Since science courses are arranged in a strict sequence, would-be science concentrators who do not take the right classes freshman year may find their options limited, according to Lawrence Professor of Engineering John W. Hutchinson.
“We want to make sure that the system that is set in place brings the freshman into contact with the departments…early on in the freshman year,” he said.
Dean of the College Benedict H. Gross met with members of the DEAS and Physics departments separately in mid-February to discuss their concerns. He also met with the EPC.
“I think they were absolutely right to ask us to think harder about how this proposal would affect students who need to get an early start,” said Economics Professor David I. Laibson, an EPC member.
The change the EPC made to its proposal in response to these critiques was widely supported at the Faculty Council meeting last week, Goldfarb said.
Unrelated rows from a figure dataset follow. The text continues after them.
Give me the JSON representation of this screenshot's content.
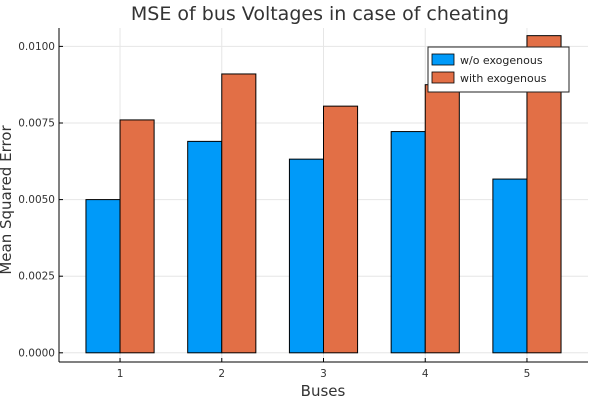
{
  "chart_data": {
    "type": "bar",
    "title": "MSE of bus Voltages in case of cheating",
    "xlabel": "Buses",
    "ylabel": "Mean Squared Error",
    "categories": [
      "1",
      "2",
      "3",
      "4",
      "5"
    ],
    "series": [
      {
        "name": "w/o exogenous",
        "color": "#009af9",
        "values": [
          0.005,
          0.0069,
          0.00632,
          0.00722,
          0.00567
        ]
      },
      {
        "name": "with exogenous",
        "color": "#e26f46",
        "values": [
          0.0076,
          0.0091,
          0.00805,
          0.00875,
          0.01035
        ]
      }
    ],
    "yticks": [
      0.0,
      0.0025,
      0.005,
      0.0075,
      0.01
    ],
    "ytick_labels": [
      "0.0000",
      "0.0025",
      "0.0050",
      "0.0075",
      "0.0100"
    ],
    "ylim": [
      -0.0003,
      0.0106
    ],
    "xlim": [
      0.4,
      5.6
    ],
    "grid": true,
    "legend_position": "top-right"
  }
}
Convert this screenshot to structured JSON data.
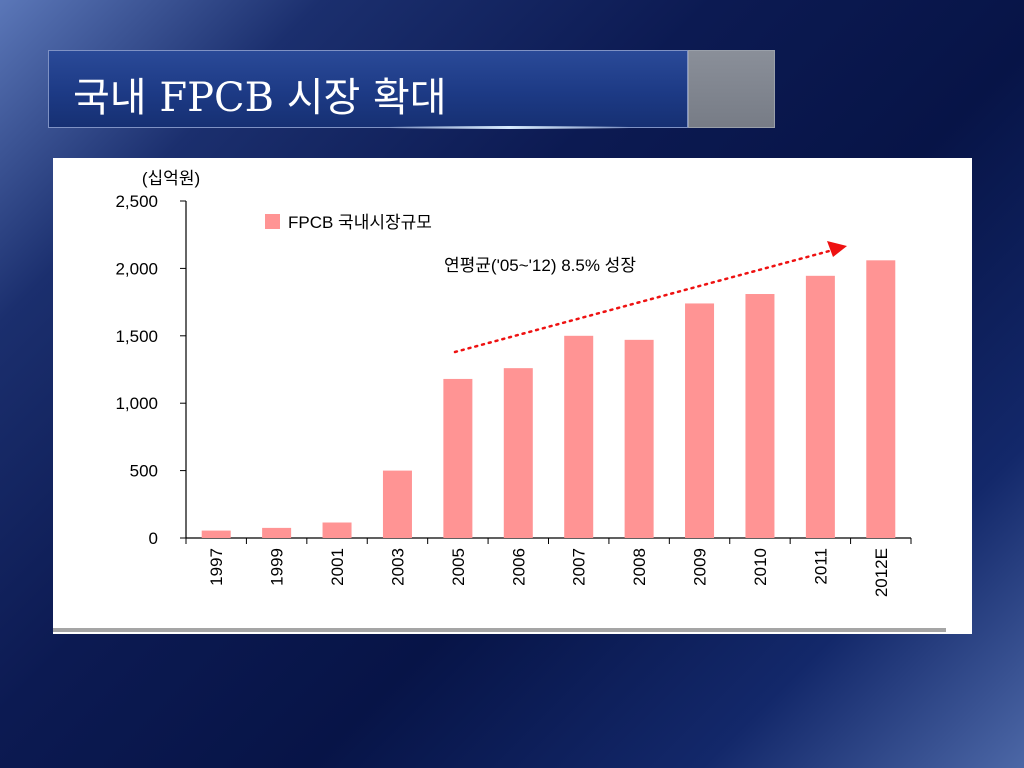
{
  "slide": {
    "title": "국내 FPCB 시장 확대"
  },
  "colors": {
    "bar": "#ff9494",
    "arrow": "#ee1111",
    "axis": "#000000"
  },
  "chart_data": {
    "type": "bar",
    "ylabel": "(십억원)",
    "ylim": [
      0,
      2500
    ],
    "yticks": [
      "0",
      "500",
      "1,000",
      "1,500",
      "2,000",
      "2,500"
    ],
    "grid": false,
    "legend_position": "top-left",
    "categories": [
      "1997",
      "1999",
      "2001",
      "2003",
      "2005",
      "2006",
      "2007",
      "2008",
      "2009",
      "2010",
      "2011",
      "2012E"
    ],
    "series": [
      {
        "name": "FPCB 국내시장규모",
        "values": [
          55,
          75,
          115,
          500,
          1180,
          1260,
          1500,
          1470,
          1740,
          1810,
          1945,
          2060
        ]
      }
    ],
    "annotation": "연평균('05~'12) 8.5% 성장"
  }
}
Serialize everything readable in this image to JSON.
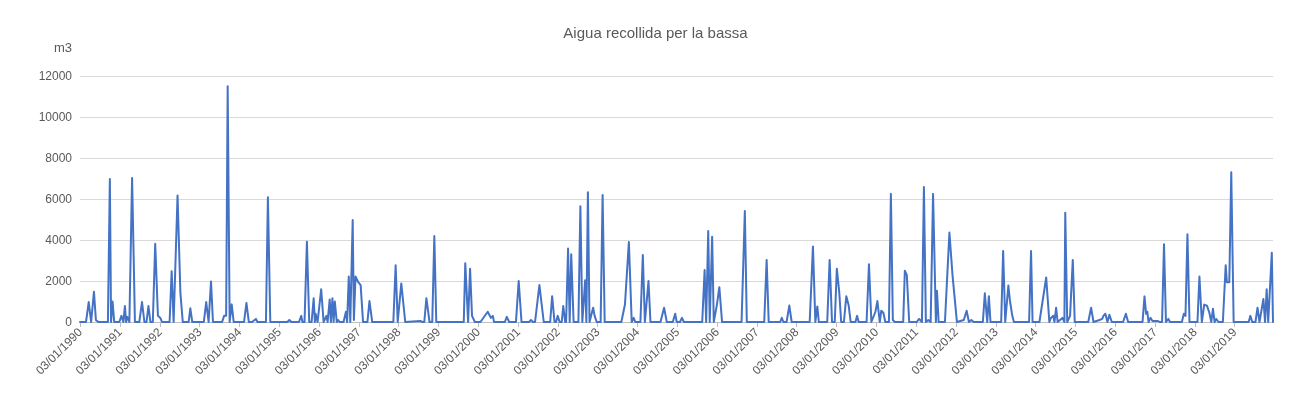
{
  "chart_data": {
    "type": "line",
    "title": "Aigua recollida per la bassa",
    "ylabel": "m3",
    "color": "#4472c4",
    "marker": "none",
    "line_style": "solid",
    "grid": "y",
    "xlim": [
      "1990-01-01",
      "2019-12-21"
    ],
    "ylim": [
      0,
      12000
    ],
    "yticks": [
      0,
      2000,
      4000,
      6000,
      8000,
      10000,
      12000
    ],
    "xticks": [
      {
        "value": "1990-01-03",
        "label": "03/01/1990"
      },
      {
        "value": "1991-01-03",
        "label": "03/01/1991"
      },
      {
        "value": "1992-01-03",
        "label": "03/01/1992"
      },
      {
        "value": "1993-01-03",
        "label": "03/01/1993"
      },
      {
        "value": "1994-01-03",
        "label": "03/01/1994"
      },
      {
        "value": "1995-01-03",
        "label": "03/01/1995"
      },
      {
        "value": "1996-01-03",
        "label": "03/01/1996"
      },
      {
        "value": "1997-01-03",
        "label": "03/01/1997"
      },
      {
        "value": "1998-01-03",
        "label": "03/01/1998"
      },
      {
        "value": "1999-01-03",
        "label": "03/01/1999"
      },
      {
        "value": "2000-01-03",
        "label": "03/01/2000"
      },
      {
        "value": "2001-01-03",
        "label": "03/01/2001"
      },
      {
        "value": "2002-01-03",
        "label": "03/01/2002"
      },
      {
        "value": "2003-01-03",
        "label": "03/01/2003"
      },
      {
        "value": "2004-01-03",
        "label": "03/01/2004"
      },
      {
        "value": "2005-01-03",
        "label": "03/01/2005"
      },
      {
        "value": "2006-01-03",
        "label": "03/01/2006"
      },
      {
        "value": "2007-01-03",
        "label": "03/01/2007"
      },
      {
        "value": "2008-01-03",
        "label": "03/01/2008"
      },
      {
        "value": "2009-01-03",
        "label": "03/01/2009"
      },
      {
        "value": "2010-01-03",
        "label": "03/01/2010"
      },
      {
        "value": "2011-01-03",
        "label": "03/01/2011"
      },
      {
        "value": "2012-01-03",
        "label": "03/01/2012"
      },
      {
        "value": "2013-01-03",
        "label": "03/01/2013"
      },
      {
        "value": "2014-01-03",
        "label": "03/01/2014"
      },
      {
        "value": "2015-01-03",
        "label": "03/01/2015"
      },
      {
        "value": "2016-01-03",
        "label": "03/01/2016"
      },
      {
        "value": "2017-01-03",
        "label": "03/01/2017"
      },
      {
        "value": "2018-01-03",
        "label": "03/01/2018"
      },
      {
        "value": "2019-01-03",
        "label": "03/01/2019"
      }
    ],
    "x": [
      "1990-01-01",
      "1990-02-25",
      "1990-03-22",
      "1990-04-13",
      "1990-05-09",
      "1990-05-27",
      "1990-06-18",
      "1990-09-14",
      "1990-10-02",
      "1990-10-13",
      "1990-10-27",
      "1990-11-11",
      "1990-12-28",
      "1991-01-16",
      "1991-02-03",
      "1991-02-17",
      "1991-02-28",
      "1991-03-11",
      "1991-03-30",
      "1991-04-24",
      "1991-05-20",
      "1991-06-29",
      "1991-07-24",
      "1991-08-15",
      "1991-09-03",
      "1991-09-21",
      "1991-10-09",
      "1991-10-31",
      "1991-11-22",
      "1991-12-17",
      "1992-01-08",
      "1992-01-23",
      "1992-04-02",
      "1992-04-21",
      "1992-05-09",
      "1992-06-14",
      "1992-07-10",
      "1992-08-01",
      "1992-09-24",
      "1992-10-09",
      "1992-10-27",
      "1993-02-10",
      "1993-03-04",
      "1993-03-26",
      "1993-04-17",
      "1993-05-05",
      "1993-07-28",
      "1993-08-15",
      "1993-09-03",
      "1993-09-17",
      "1993-10-05",
      "1993-10-24",
      "1993-11-11",
      "1994-02-14",
      "1994-03-08",
      "1994-03-30",
      "1994-04-28",
      "1994-06-03",
      "1994-06-18",
      "1994-09-03",
      "1994-09-21",
      "1994-10-13",
      "1995-03-19",
      "1995-04-06",
      "1995-04-24",
      "1995-07-03",
      "1995-07-24",
      "1995-08-04",
      "1995-08-23",
      "1995-09-14",
      "1995-10-05",
      "1995-10-27",
      "1995-11-15",
      "1995-11-26",
      "1995-12-03",
      "1995-12-21",
      "1996-01-23",
      "1996-02-14",
      "1996-03-11",
      "1996-03-22",
      "1996-04-10",
      "1996-04-21",
      "1996-05-05",
      "1996-05-16",
      "1996-05-27",
      "1996-06-14",
      "1996-06-25",
      "1996-07-10",
      "1996-08-15",
      "1996-09-06",
      "1996-09-17",
      "1996-10-02",
      "1996-10-16",
      "1996-11-07",
      "1996-11-18",
      "1996-12-03",
      "1996-12-28",
      "1997-01-19",
      "1997-02-10",
      "1997-03-22",
      "1997-04-10",
      "1997-05-05",
      "1997-11-15",
      "1997-12-06",
      "1997-12-25",
      "1998-01-27",
      "1998-03-04",
      "1998-07-21",
      "1998-08-08",
      "1998-08-26",
      "1998-09-14",
      "1998-09-28",
      "1998-10-13",
      "1998-11-07",
      "1998-11-26",
      "1998-12-14",
      "1999-08-23",
      "1999-09-06",
      "1999-10-02",
      "1999-10-20",
      "1999-11-07",
      "1999-12-03",
      "2000-01-23",
      "2000-03-30",
      "2000-04-28",
      "2000-05-16",
      "2000-05-27",
      "2000-09-03",
      "2000-09-21",
      "2000-10-13",
      "2000-12-14",
      "2001-01-08",
      "2001-02-03",
      "2001-04-13",
      "2001-05-01",
      "2001-05-20",
      "2001-06-07",
      "2001-07-17",
      "2001-08-26",
      "2001-10-24",
      "2001-11-11",
      "2001-12-03",
      "2001-12-17",
      "2002-01-01",
      "2002-01-19",
      "2002-02-07",
      "2002-02-21",
      "2002-03-11",
      "2002-03-19",
      "2002-04-06",
      "2002-04-21",
      "2002-05-05",
      "2002-05-27",
      "2002-07-10",
      "2002-07-28",
      "2002-08-15",
      "2002-09-10",
      "2002-09-21",
      "2002-10-05",
      "2002-10-20",
      "2002-11-22",
      "2002-12-06",
      "2002-12-25",
      "2003-01-30",
      "2003-02-17",
      "2003-03-08",
      "2003-08-08",
      "2003-09-10",
      "2003-10-16",
      "2003-11-11",
      "2003-11-29",
      "2003-12-14",
      "2004-01-30",
      "2004-02-21",
      "2004-03-11",
      "2004-04-13",
      "2004-05-01",
      "2004-08-01",
      "2004-09-03",
      "2004-09-28",
      "2004-11-22",
      "2004-12-14",
      "2004-12-28",
      "2005-01-27",
      "2005-02-14",
      "2005-03-04",
      "2005-08-19",
      "2005-09-10",
      "2005-09-24",
      "2005-10-13",
      "2005-10-27",
      "2005-11-18",
      "2005-12-03",
      "2006-01-01",
      "2006-01-23",
      "2006-02-17",
      "2006-08-15",
      "2006-09-14",
      "2006-10-02",
      "2007-03-11",
      "2007-04-02",
      "2007-04-21",
      "2007-08-04",
      "2007-08-19",
      "2007-09-03",
      "2007-10-02",
      "2007-10-27",
      "2007-11-18",
      "2008-05-01",
      "2008-05-31",
      "2008-06-22",
      "2008-07-10",
      "2008-07-24",
      "2008-10-09",
      "2008-10-31",
      "2008-11-22",
      "2008-12-17",
      "2009-01-05",
      "2009-01-27",
      "2009-02-14",
      "2009-03-11",
      "2009-04-02",
      "2009-04-24",
      "2009-05-12",
      "2009-06-25",
      "2009-07-10",
      "2009-07-24",
      "2009-10-05",
      "2009-10-27",
      "2009-11-18",
      "2009-12-25",
      "2010-01-12",
      "2010-02-03",
      "2010-02-17",
      "2010-03-08",
      "2010-03-26",
      "2010-04-28",
      "2010-05-16",
      "2010-06-03",
      "2010-06-22",
      "2010-09-06",
      "2010-09-21",
      "2010-10-09",
      "2010-10-31",
      "2011-01-08",
      "2011-01-30",
      "2011-02-25",
      "2011-03-15",
      "2011-04-02",
      "2011-04-24",
      "2011-05-16",
      "2011-06-07",
      "2011-07-03",
      "2011-07-13",
      "2011-07-28",
      "2011-09-24",
      "2011-11-04",
      "2011-12-03",
      "2011-12-28",
      "2012-01-12",
      "2012-03-15",
      "2012-04-10",
      "2012-05-01",
      "2012-05-23",
      "2012-06-14",
      "2012-09-06",
      "2012-09-24",
      "2012-10-16",
      "2012-10-31",
      "2012-11-15",
      "2013-02-21",
      "2013-03-11",
      "2013-03-30",
      "2013-04-28",
      "2013-05-12",
      "2013-06-03",
      "2013-06-18",
      "2013-11-04",
      "2013-11-22",
      "2013-12-06",
      "2014-02-07",
      "2014-04-10",
      "2014-05-09",
      "2014-05-23",
      "2014-06-14",
      "2014-06-25",
      "2014-07-10",
      "2014-07-24",
      "2014-09-06",
      "2014-09-24",
      "2014-10-02",
      "2014-10-20",
      "2014-11-15",
      "2014-12-10",
      "2014-12-28",
      "2015-05-01",
      "2015-05-27",
      "2015-06-18",
      "2015-08-12",
      "2015-09-06",
      "2015-09-17",
      "2015-10-05",
      "2015-10-24",
      "2015-11-11",
      "2015-12-03",
      "2016-03-15",
      "2016-04-10",
      "2016-05-01",
      "2016-09-10",
      "2016-09-28",
      "2016-10-13",
      "2016-10-24",
      "2016-11-04",
      "2016-11-22",
      "2016-12-10",
      "2017-01-30",
      "2017-02-14",
      "2017-03-08",
      "2017-03-26",
      "2017-04-13",
      "2017-05-05",
      "2017-05-20",
      "2017-09-06",
      "2017-09-24",
      "2017-10-09",
      "2017-10-27",
      "2017-11-15",
      "2018-01-27",
      "2018-02-14",
      "2018-03-08",
      "2018-03-30",
      "2018-04-24",
      "2018-05-16",
      "2018-06-03",
      "2018-06-18",
      "2018-07-03",
      "2018-07-17",
      "2018-08-08",
      "2018-09-17",
      "2018-10-13",
      "2018-10-24",
      "2018-11-15",
      "2018-12-03",
      "2018-12-25",
      "2019-05-12",
      "2019-05-27",
      "2019-06-14",
      "2019-07-13",
      "2019-08-01",
      "2019-08-19",
      "2019-09-24",
      "2019-10-09",
      "2019-10-24",
      "2019-11-07",
      "2019-12-10",
      "2019-12-21"
    ],
    "values": [
      0,
      0,
      970,
      0,
      1470,
      100,
      0,
      0,
      6980,
      0,
      1000,
      0,
      0,
      300,
      0,
      780,
      0,
      250,
      0,
      7030,
      0,
      0,
      970,
      0,
      0,
      780,
      0,
      0,
      3820,
      300,
      200,
      0,
      0,
      2480,
      0,
      6170,
      1430,
      0,
      0,
      670,
      0,
      0,
      970,
      0,
      1980,
      0,
      0,
      300,
      300,
      11500,
      0,
      860,
      0,
      0,
      930,
      0,
      0,
      150,
      0,
      0,
      6090,
      0,
      0,
      100,
      0,
      0,
      300,
      0,
      0,
      3920,
      0,
      0,
      1160,
      0,
      400,
      0,
      1600,
      0,
      300,
      0,
      1100,
      0,
      1160,
      0,
      1000,
      0,
      100,
      0,
      0,
      500,
      0,
      2220,
      0,
      4970,
      100,
      2220,
      1940,
      1800,
      0,
      0,
      1020,
      0,
      0,
      2770,
      0,
      1880,
      0,
      50,
      0,
      0,
      1160,
      600,
      0,
      0,
      4190,
      0,
      0,
      2870,
      0,
      2600,
      300,
      0,
      0,
      500,
      200,
      300,
      0,
      0,
      250,
      0,
      0,
      2000,
      0,
      0,
      100,
      0,
      0,
      1800,
      0,
      0,
      1260,
      0,
      0,
      300,
      0,
      0,
      780,
      0,
      0,
      3580,
      0,
      3300,
      0,
      0,
      5650,
      0,
      2040,
      0,
      6330,
      0,
      700,
      300,
      0,
      0,
      6190,
      0,
      0,
      850,
      3900,
      0,
      200,
      0,
      0,
      3270,
      0,
      2000,
      0,
      0,
      700,
      0,
      0,
      400,
      0,
      0,
      200,
      0,
      0,
      2540,
      0,
      4440,
      0,
      4160,
      0,
      850,
      1700,
      0,
      0,
      5410,
      0,
      0,
      3030,
      0,
      0,
      200,
      0,
      0,
      800,
      0,
      0,
      3680,
      0,
      760,
      0,
      0,
      3030,
      0,
      0,
      2600,
      1470,
      0,
      0,
      1260,
      800,
      0,
      0,
      300,
      0,
      0,
      2820,
      0,
      500,
      1020,
      0,
      550,
      450,
      0,
      0,
      6250,
      100,
      0,
      0,
      2500,
      2300,
      0,
      0,
      150,
      0,
      6580,
      0,
      100,
      0,
      6250,
      0,
      1520,
      0,
      0,
      4360,
      2250,
      850,
      0,
      100,
      550,
      0,
      100,
      0,
      0,
      1400,
      0,
      1260,
      0,
      0,
      3460,
      0,
      1780,
      1050,
      300,
      0,
      0,
      3460,
      0,
      0,
      2170,
      0,
      200,
      300,
      0,
      700,
      0,
      200,
      0,
      5330,
      0,
      300,
      3030,
      0,
      0,
      700,
      0,
      100,
      150,
      300,
      400,
      0,
      350,
      0,
      0,
      400,
      0,
      0,
      1250,
      400,
      500,
      0,
      200,
      50,
      50,
      0,
      0,
      3790,
      0,
      150,
      0,
      0,
      400,
      300,
      4280,
      0,
      0,
      2220,
      0,
      850,
      800,
      450,
      0,
      650,
      0,
      150,
      0,
      0,
      2770,
      1940,
      1940,
      7300,
      0,
      0,
      300,
      0,
      0,
      700,
      0,
      1120,
      0,
      1600,
      0,
      3380,
      0
    ]
  }
}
Hutchinson said he thought the change was an improvement, but added the adviser meetings should be required even earlier.
“I’d like to see it happen during freshman week,” he said.
Another potential concern, Dillon Professor of International Affairs Jorge Dominguez said, is that a delay in concentration choice would require departments—especially those with year-long sophomore tutorials—to change their requirements.
But Dominguez said he thought the Government department, which currently requires a full year of sophomore tutorials, could adjust.
“It’s nothing particularly difficult or complicated,” he said.
Chair of the History Department Andrew Gordon said some members of his department have already discussed how they might respond to the proposal. One option is to add more faculty-taught seminars.
After an initial planning meeting, “we were all very enthusiastic,” he said.
Many professors said they expect that the concentration choice delay proposal will be passed in some form this spring, along with an EPC proposal to create secondary fields, which would function like minors.
Berkman Professor of Psychology Elizabeth Spelke will introduce this proposal to the faculty tomorrow.
Saltonstall Professor of History Charles S. Maier ’60, who is also a member of the General Education Committee, said he thinks most faculty members are ready to vote on the EPC proposals.
“My sense is that the EPC proposals are inherently less controversial than the Gen Ed proposals,” he said. “I don’t see why there should be fundamental opposition.”
However, several prominent professors continue to argue that the entire curricular review should be put on hold until a new Dean of the Faculty and University President are chosen.
“No curricular reform that’s going to be effective can be implemented effectively without the enthusiastic support of the dean and maybe the president,” McKay Professor of Computer Science Harry R. Lewis ’68 said.
According to Lewis, a former Dean of the College, the incoming dean of the Faculty will want to have input on the proposals that he or she will have to implement.
“A leader wants to be able to lead and not simply follow directions that the previous dean, in the last weeks of his term, got the faculty to vote through,” Lewis said.
Laibson said it would be a serious mistake for the faculty to decide not to move forward with the review this term.
“It would give our students a terrible message. It would tell the world that Harvard is somehow frozen in place,” he said.
Bass Professor of English and American Literature and Language Louis Menand, also a member of the Committee on General Education, said he would be disappointed if the leadership upheaval sidetracked the review.
“I think that the people who don’t like the proposals are going to be the people who say we should wait until we have a new dean and a new president,” he said.